HYDROMAL: Hydro-dynamic drivers of human malaria transmission hazard in Africa. Thomas, Macklin, Smith and Gamarra Summary Malaria is a vector borne disease - we become infected by the bite of an infected mosquito. There is currently great concern that climate change may improve conditions for many disease vectors, such as mosquitoes, and that diseases like malaria will increase. The main burden of this disease falls in Africa, where changes in rainfall and temperature are projected to occur over the next century. While we have a reasonably good understanding, from laboratory studies, of how changed temperature may effect mosquito populations, we have very little on the effect of changed rainfall, which controls the availability of mosquito breeding sites. The distribution of these breeding sites in relation to human hosts is the main driver of local epidemiology, and in many locations across Africa it is likely that changes in precipitation, not temperature, will drive changes in transmission. This is the critical gap our project aims to fill, not by developing new science, but by adding value to existing knowledge by coupling different disciplines. Modern challenges require interdisciplinary thinking, and our project is an example of this. We aim to link well-established tools from geophyscial hydrology with mathematical models of malaria transmission, models that have been around for over 50 years. To quantify this relationship we will spend a year in the field in Tanzania, with a parallel program of hydrology and entomology, working in a large valley with the highest levels of malaria transmission in the world. We will then spend a further year analyzing the data and linking the mathematics. Our idea is that if we can predict where the breeding sites for vector mosquitoes will be at any given time, based on rainfall and terrain, we can estimate the malaria transmission. If we can prove this simple idea works, it will pave the way for future studies linking climate change projections to impact on this disease in Africa. It may also prove useful for health planners: it may prove more effective to target resources in key locations, and it may be that different interventions are more effective in different landscapes.
 
Description Larval source management of the Anopheles mosquitoes that transmit malaria in sub-Saharan Africa is a promising component of integrated malaria control and elimination, but this requires development of a framework to target productive locations. In this project we investigated this through process-based understanding of habitat hydrology and geomorphology.

We conducted the first catchment scale study of fine resolution spatial and temporal variation in Anopheles habitat and productivity in relation to rainfall, hydrology and geomorphology for a high malaria transmission area of Tanzania. Monthly aggregates of rainfall, river stage and water table were not significantly related to the abundance of vector larvae at individual sites. However, these metrics showed strong explanatory power to predict mosquito larval abundances after stratification by water body type, with a clear seasonal trend for each, defined on the basis of its geomorphological setting and origin.

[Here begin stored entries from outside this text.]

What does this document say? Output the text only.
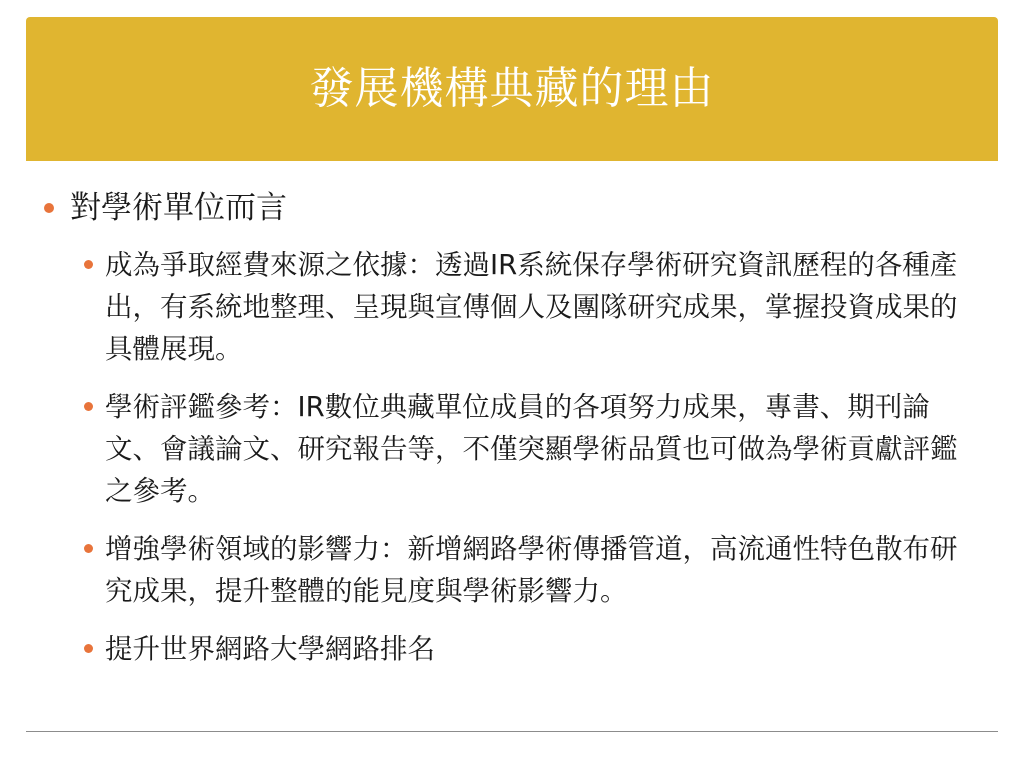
發展機構典藏的理由
對學術單位而言
成為爭取經費來源之依據：透過IR系統保存學術研究資訊歷程的各種產出，有系統地整理、呈現與宣傳個人及團隊研究成果，掌握投資成果的具體展現。
學術評鑑參考：IR數位典藏單位成員的各項努力成果，專書、期刊論文、會議論文、研究報告等，不僅突顯學術品質也可做為學術貢獻評鑑之參考。
增強學術領域的影響力：新增網路學術傳播管道，高流通性特色散布研究成果，提升整體的能見度與學術影響力。
提升世界網路大學網路排名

We have therefore discovered that hydrological and geomorphological processes governing the availability and productivity of Anopheles breeding habitat need to be understood at the local scale in order to effectively target larval source interventions. Mapping and monitoring these processes is a well-established practice providing a tractable way forward for developing important malaria management tools, particularly in combination with high-resolution satellite remote sensing.
Exploitation Route We have shown that local geomorphological and hydrological characterisation is required in order to interpret which water bodies are 'turning on or off' for mosquito production. This varies with rainfall so is a dynamic process. Moreover each water body type appears to follow a characterisitic trajectory of suitability thus presenting the potential for predictive mapping - perhaps up to several weeks in advance of peak productivity. Hydrological and meteorological instrumentation of landscapes such as conducted here is not feasible outside test areas. However, high-resolution (time, space) radar remote sensing of water bodies can now be considered (we have previously piloted this with the European Space Agency), now that we understand that the imagery needs to be interpreted in relation to local hydrology and geomorphology. We have shown the salient features can be characterised from high resolution terrain models and archive optical satellite imagery. We are thus working toward near real-time monitoring of the environment and prediction of malaria mosquito production, in order to target local interventions.
Sectors Aerospace, Defence and Marine,Environment,Healthcare
 
Description High resolution malaria incidence mapping is being developed by our Tanzanian partners and other stakeholders for operational use. We demonstrated in our NERC funded stakeholder workshop the potential of adding predictive environmental information to these systems. This research led to an invitation to attend and give a keynote presentation to the Global Health Group at UCSF, who are coordinating world-wide efforts in malaria elimination (Dec 2015). The meeting was attended by academics, funders and industry and provided new opportunities to apply our findings to operational malaria prediction and intervention planning. Our approach has attracted the attention of the Zanzibar Malaria Control Program for use on the island of Zanzibar, where a major elimination campaign is underway - we have worked through the Innovative Vector Control Consortium based at Liverpool University to develop this program which has been funded as a three year award 2018-2021 ( added to Researchfish under further funding ). The approaches to malaria spatial targeting developed in this NERC proposal have been presented to the Roll Back Malaria Initiative in Geneva 2018, which is leading to new collaborations.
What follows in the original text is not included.